Hannah Morrison (soprano), Marion Eckstein (alto), Georg Poplutz (tenor), Tobias Berndt, Daniel Ochoa (bass); Chorus Musicus Köln; Das Neue Orchester/Christoph Spering (DHM)

Our rating

4

Published: October 4, 2022 at 2:20 pm

JS Bach Cantatas, BWV 78, 96, 100, 122, 127, 130 and 180 Hannah Morrison (soprano), Marion Eckstein (alto), Georg Poplutz (tenor), Tobias Berndt, Daniel Ochoa (bass); Chorus Musicus Köln; Das Neue Orchester/Christoph Spering DHM 19658710832 127:34 mins (2 discs)
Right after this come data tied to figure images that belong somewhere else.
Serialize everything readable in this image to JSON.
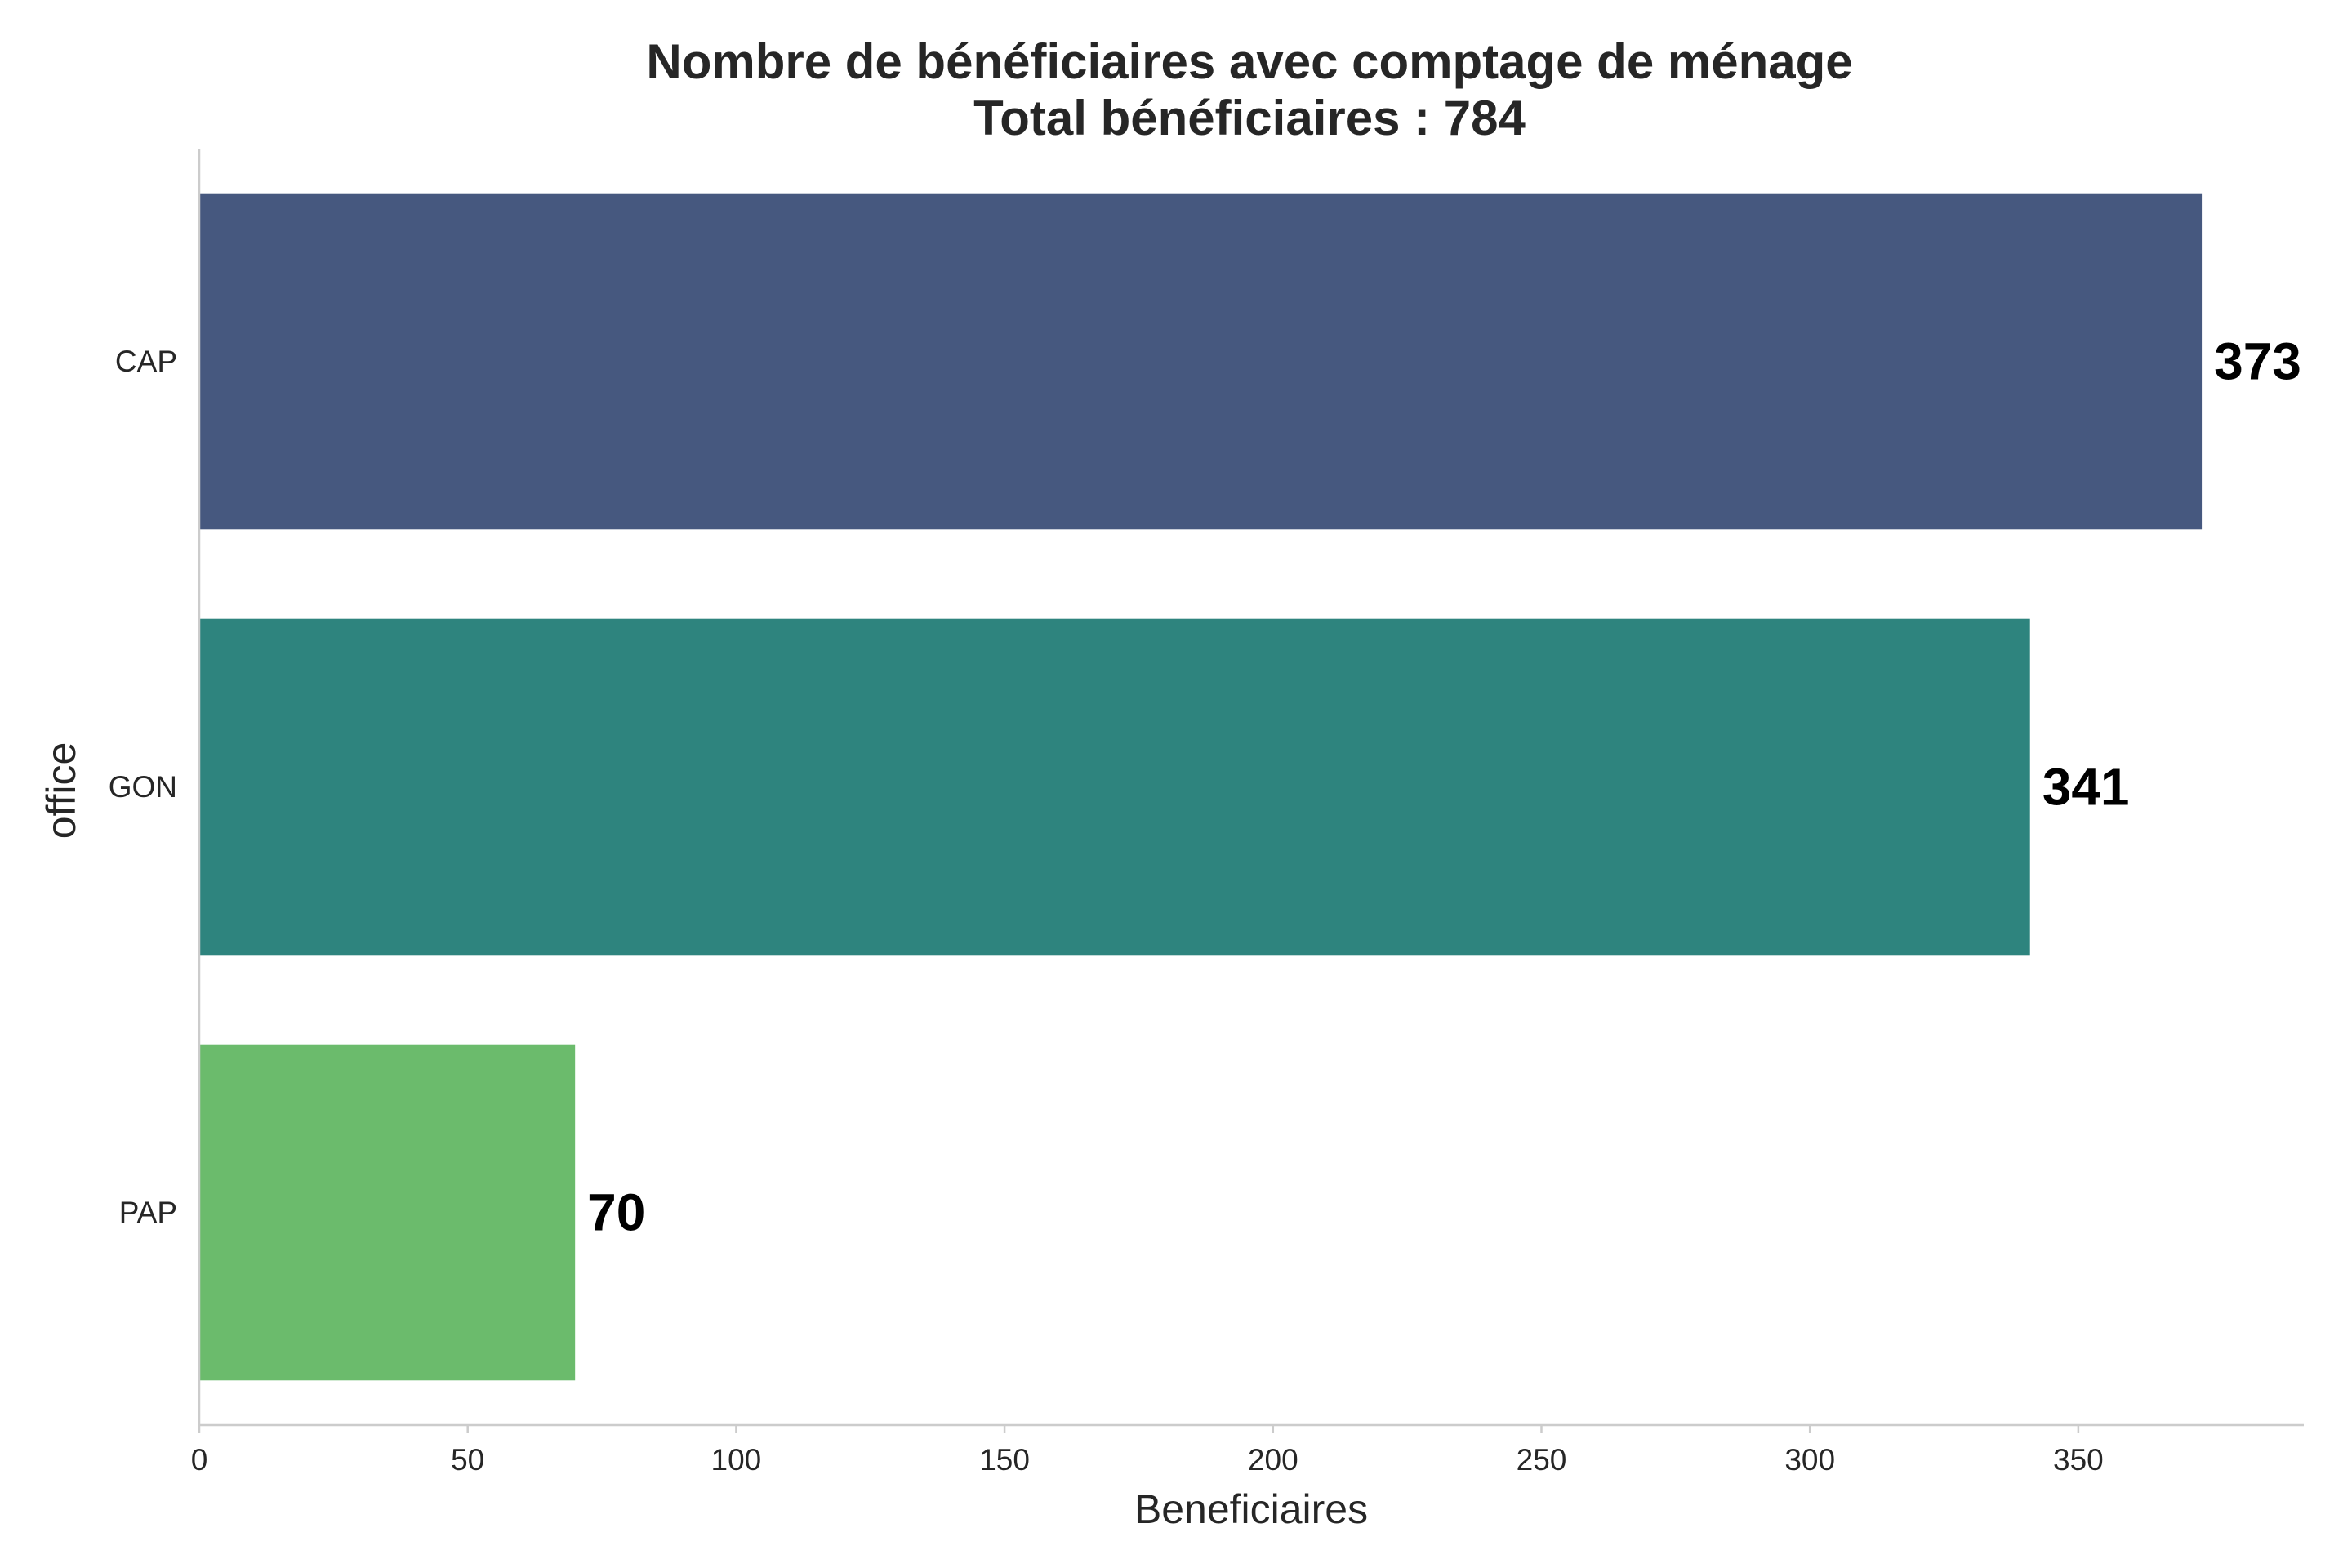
{
  "chart_data": {
    "type": "bar",
    "orientation": "horizontal",
    "title": "Nombre de bénéficiaires avec comptage de ménage",
    "subtitle": "Total bénéficiaires : 784",
    "xlabel": "Beneficiaires",
    "ylabel": "office",
    "categories": [
      "CAP",
      "GON",
      "PAP"
    ],
    "values": [
      373,
      341,
      70
    ],
    "value_labels": [
      "373",
      "341",
      "70"
    ],
    "colors": [
      "#46587f",
      "#2e847e",
      "#6bbb6c"
    ],
    "xlim": [
      0,
      392
    ],
    "xticks": [
      0,
      50,
      100,
      150,
      200,
      250,
      300,
      350
    ],
    "xtick_labels": [
      "0",
      "50",
      "100",
      "150",
      "200",
      "250",
      "300",
      "350"
    ],
    "grid": false
  }
}
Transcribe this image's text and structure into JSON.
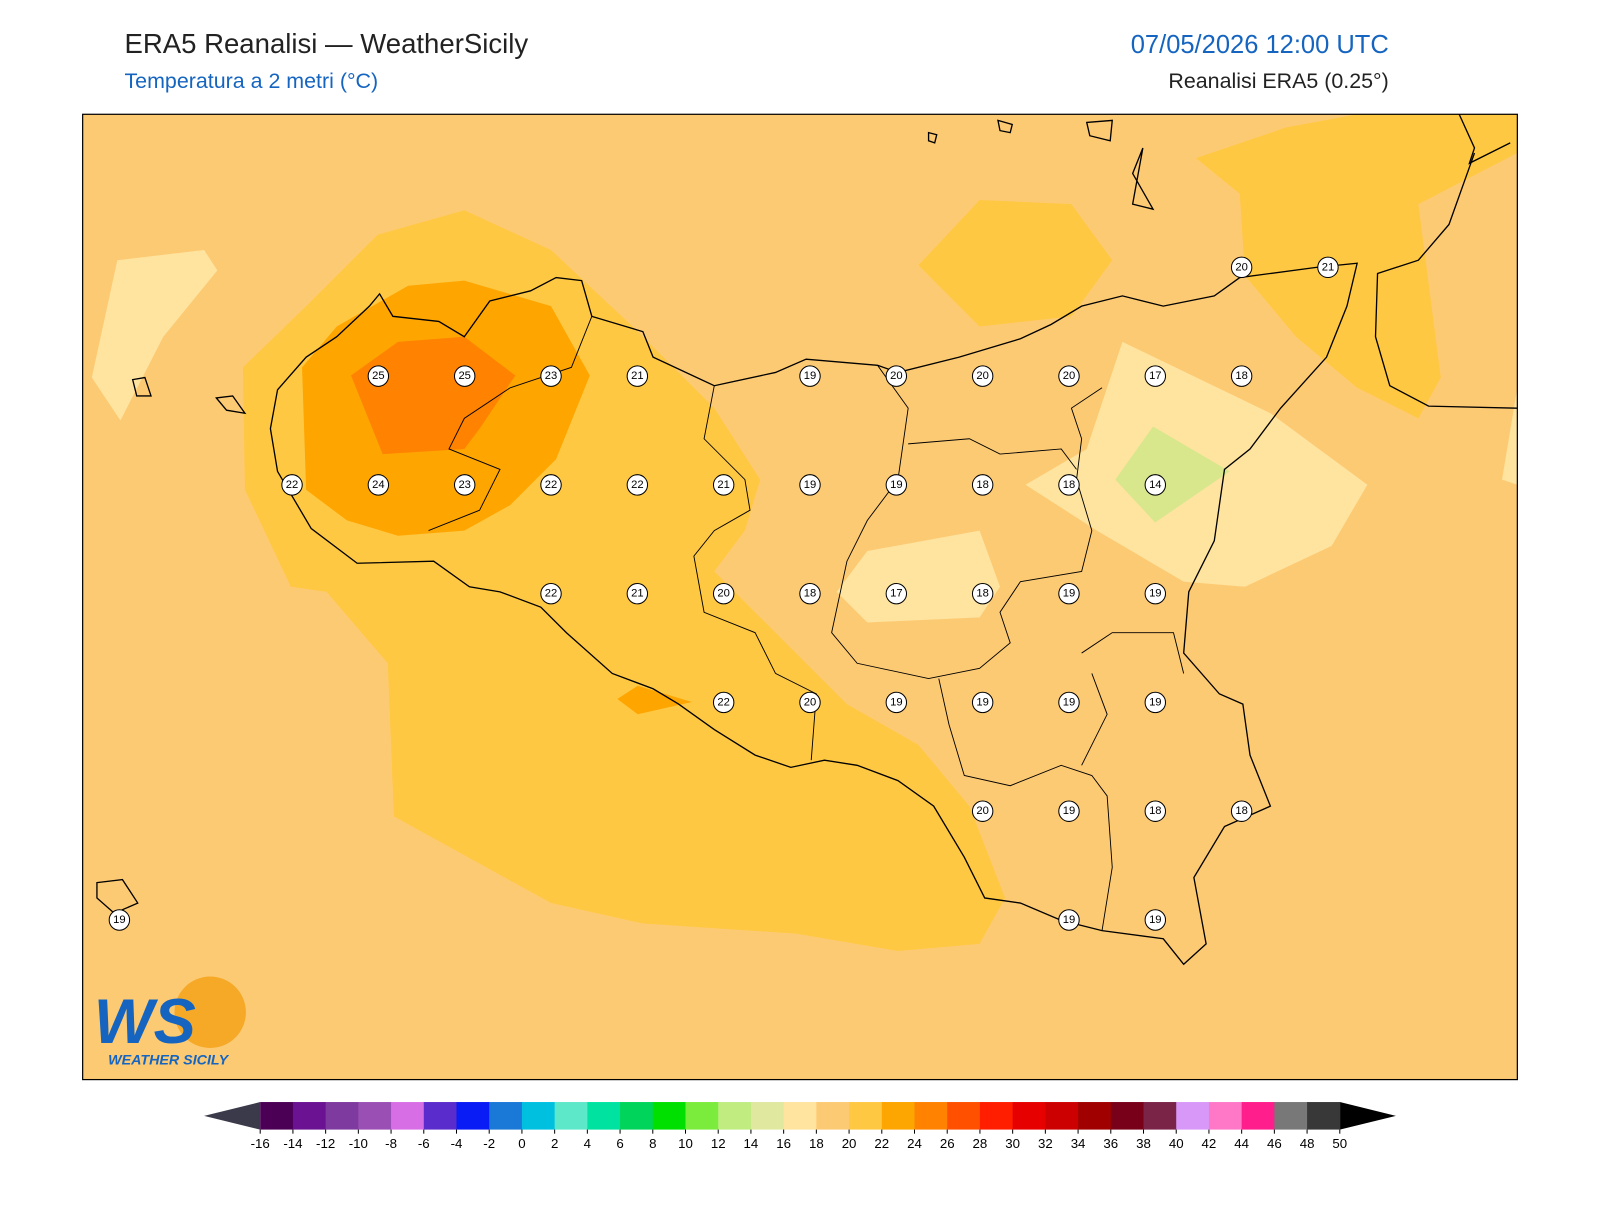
{
  "header": {
    "title": "ERA5 Reanalisi — WeatherSicily",
    "subtitle": "Temperatura a 2 metri (°C)",
    "datetime": "07/05/2026 12:00 UTC",
    "source": "Reanalisi ERA5 (0.25°)"
  },
  "stations": {
    "grid": [
      [
        null,
        null,
        null,
        null,
        null,
        null,
        null,
        null,
        null,
        null,
        null,
        null,
        null,
        20,
        21
      ],
      [
        null,
        null,
        null,
        25,
        25,
        23,
        21,
        null,
        19,
        20,
        20,
        20,
        17,
        18,
        null
      ],
      [
        null,
        null,
        22,
        24,
        23,
        22,
        22,
        21,
        19,
        19,
        18,
        18,
        14,
        null,
        null
      ],
      [
        null,
        null,
        null,
        null,
        null,
        22,
        21,
        20,
        18,
        17,
        18,
        19,
        19,
        null,
        null
      ],
      [
        null,
        null,
        null,
        null,
        null,
        null,
        null,
        22,
        20,
        19,
        19,
        19,
        19,
        null,
        null
      ],
      [
        null,
        null,
        null,
        null,
        null,
        null,
        null,
        null,
        null,
        null,
        20,
        19,
        18,
        18,
        null
      ],
      [
        19,
        null,
        null,
        null,
        null,
        null,
        null,
        null,
        null,
        null,
        null,
        19,
        19,
        null,
        null
      ]
    ]
  },
  "colorbar": {
    "ticks": [
      -16,
      -14,
      -12,
      -10,
      -8,
      -6,
      -4,
      -2,
      0,
      2,
      4,
      6,
      8,
      10,
      12,
      14,
      16,
      18,
      20,
      22,
      24,
      26,
      28,
      30,
      32,
      34,
      36,
      38,
      40,
      42,
      44,
      46,
      48,
      50
    ],
    "colors": [
      "#4b0055",
      "#6a1291",
      "#7e3a9e",
      "#9a4fb5",
      "#d86ee6",
      "#5a2ccb",
      "#0a1cf5",
      "#1a78d6",
      "#00c0e0",
      "#5de8c9",
      "#00e3a0",
      "#00d45a",
      "#00e000",
      "#7cec3c",
      "#c0ec80",
      "#e0e8a0",
      "#ffe4a0",
      "#fdca74",
      "#ffc843",
      "#fda500",
      "#ff8200",
      "#ff5000",
      "#ff1e00",
      "#e60000",
      "#cc0000",
      "#a00000",
      "#780018",
      "#7a2448",
      "#d898f8",
      "#ff78c8",
      "#ff1e8c",
      "#787878",
      "#383838"
    ],
    "under_color": "#3a3a4a",
    "over_color": "#000000"
  },
  "logo": {
    "mark": "WS",
    "name": "WEATHER SICILY"
  }
}
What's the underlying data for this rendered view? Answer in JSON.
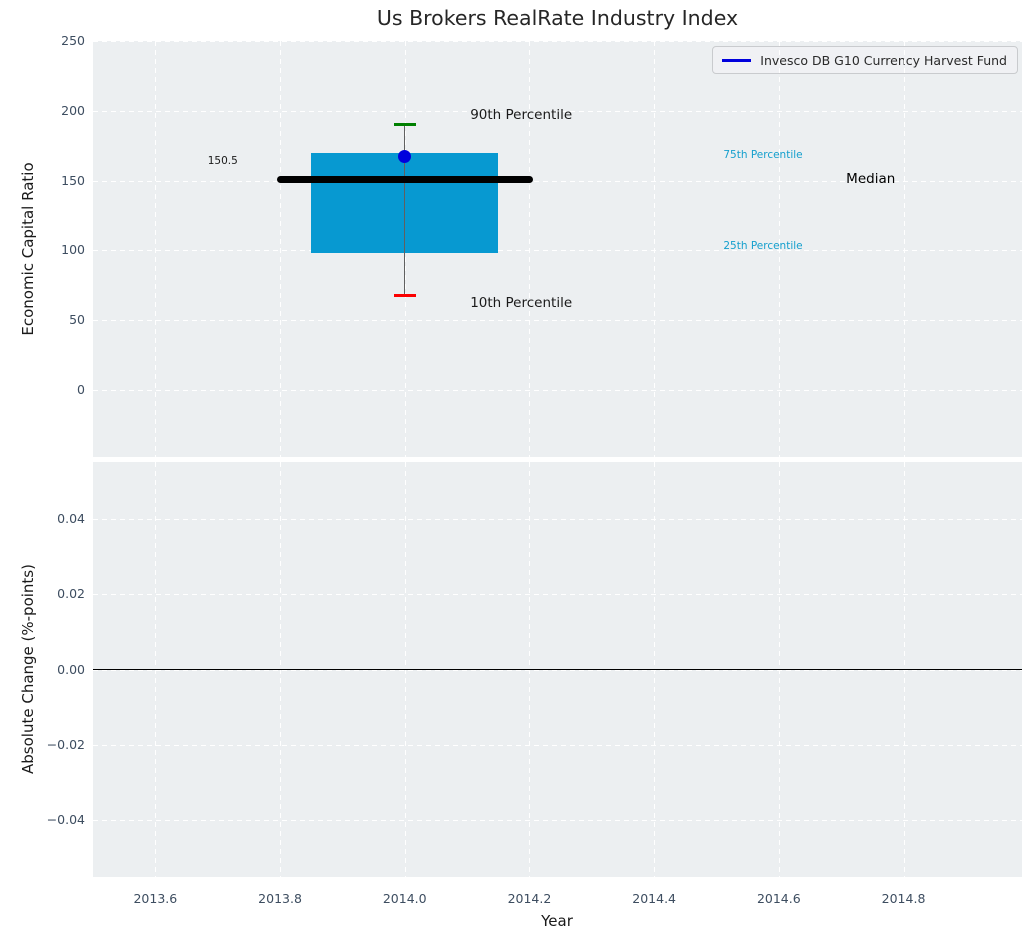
{
  "title": "Us Brokers RealRate Industry Index",
  "legend": {
    "label": "Invesco DB G10 Currency Harvest Fund"
  },
  "colors": {
    "figure_bg": "#ffffff",
    "plot_bg": "#eceff1",
    "grid": "#ffffff",
    "tick_label": "#3d4d60",
    "box_fill": "#0799d1",
    "median_line": "#000000",
    "whisker": "#606060",
    "p90_cap": "#008000",
    "p10_cap": "#fb0000",
    "point": "#0000dd",
    "legend_line": "#0000dd",
    "percentile_label": "#149fcd",
    "zero_line": "#000000"
  },
  "chart_data": [
    {
      "type": "boxplot",
      "title": "Us Brokers RealRate Industry Index",
      "ylabel": "Economic Capital Ratio",
      "ylim": [
        -48,
        250
      ],
      "xlim": [
        2013.5,
        2014.99
      ],
      "grid": "white dashed",
      "legend_position": "upper right",
      "yticks": [
        {
          "v": 250,
          "label": "250"
        },
        {
          "v": 200,
          "label": "200"
        },
        {
          "v": 150,
          "label": "150"
        },
        {
          "v": 100,
          "label": "100"
        },
        {
          "v": 50,
          "label": "50"
        },
        {
          "v": 0,
          "label": "0"
        }
      ],
      "box": {
        "x": 2014.0,
        "box_left": 2013.85,
        "box_right": 2014.15,
        "p10": 68,
        "p25": 98,
        "median": 150.5,
        "p75": 170,
        "p90": 190,
        "median_line_span": [
          2013.8,
          2014.2
        ],
        "cap_half_width": 0.018
      },
      "series": [
        {
          "name": "Invesco DB G10 Currency Harvest Fund",
          "x": [
            2014.0
          ],
          "values": [
            167
          ]
        }
      ],
      "annotations": [
        {
          "text": "150.5",
          "x": 2013.684,
          "y": 164,
          "size": 10.5,
          "color": "#1a1a1a"
        },
        {
          "text": "90th Percentile",
          "x": 2014.105,
          "y": 197,
          "size": 13.5,
          "color": "#1a1a1a"
        },
        {
          "text": "10th Percentile",
          "x": 2014.105,
          "y": 62,
          "size": 13.5,
          "color": "#1a1a1a"
        },
        {
          "text": "75th Percentile",
          "x": 2014.511,
          "y": 168,
          "size": 10.5,
          "color": "#149fcd"
        },
        {
          "text": "25th Percentile",
          "x": 2014.511,
          "y": 103.5,
          "size": 10.5,
          "color": "#149fcd"
        },
        {
          "text": "Median",
          "x": 2014.708,
          "y": 151.5,
          "size": 13.5,
          "color": "#000000"
        }
      ]
    },
    {
      "type": "line",
      "ylabel": "Absolute Change (%-points)",
      "xlabel": "Year",
      "ylim": [
        -0.055,
        0.055
      ],
      "xlim": [
        2013.5,
        2014.99
      ],
      "grid": "white dashed",
      "zero_line": 0,
      "yticks": [
        {
          "v": 0.04,
          "label": "0.04"
        },
        {
          "v": 0.02,
          "label": "0.02"
        },
        {
          "v": 0,
          "label": "0.00"
        },
        {
          "v": -0.02,
          "label": "−0.02"
        },
        {
          "v": -0.04,
          "label": "−0.04"
        }
      ],
      "xticks": [
        {
          "v": 2013.6,
          "label": "2013.6"
        },
        {
          "v": 2013.8,
          "label": "2013.8"
        },
        {
          "v": 2014.0,
          "label": "2014.0"
        },
        {
          "v": 2014.2,
          "label": "2014.2"
        },
        {
          "v": 2014.4,
          "label": "2014.4"
        },
        {
          "v": 2014.6,
          "label": "2014.6"
        },
        {
          "v": 2014.8,
          "label": "2014.8"
        }
      ],
      "series": []
    }
  ]
}
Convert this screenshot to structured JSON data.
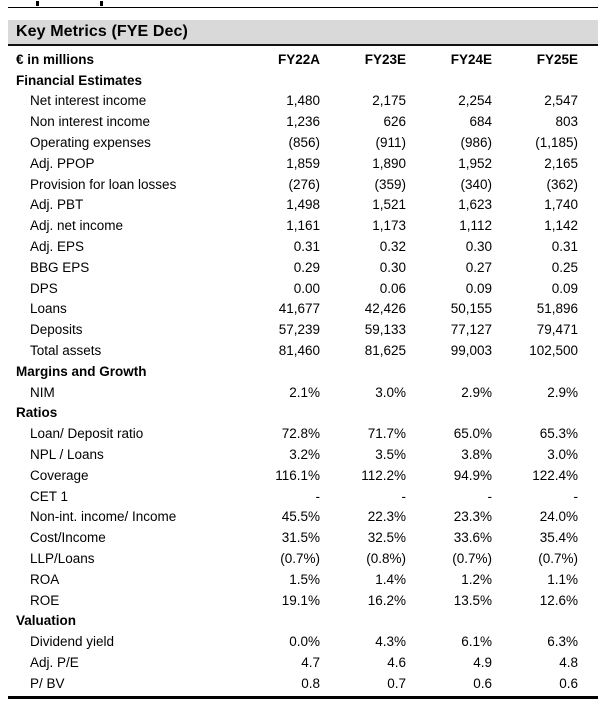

As this selection from the 1724/25 cantata cycle proclaims, Christoph Spering is a conductor with firm opinions when it comes to JS Bach. Not for him the one-to-a-part premise. His choir musters 20 singers; and, detecting a Bachian preference for ‘bass-heavy textures’, he adds a contrabassoon to the instrumental forces – though he notes that the instrument didn’t become available to Bach until the late 1730s. Organ and harpsichord are prominent; and the concluding chorales flaunt a portentous pause at the end of each line. Perhaps he finds the current approach to the choral works overly light. Whatever the case, there are moments when it’s as if the clock has been turned back to the 1960s and the soundworld of Karl Richter as mediated through period instruments.

Cantata 78 doesn’t start well. Despite vivid imagery, the words are rather left to fend for themselves, Spering’s focus being on a somewhat all-consuming contrapuntal clarity. But the ensuing duet for soprano and alto is spritely and light on its feet, and across all seven cantatas the solo singing is mostly beguiling, the obligato playing utterly seductive. (BWV 100, incidentally, is an interloper since it dates from a decade later.) The opening chorus of Cantata 127 is particularly sumptuous, while the rich trumpets-and-drums jubilation of Cantata 130 is thrilling, the chorale cantus firmus ringing out with clarion resolve, the busy counterpoint buzzingly alive. For those who like their Bach ‘full fat’ yet with period instruments this cornucopia of cantata treasures might be just the ticket.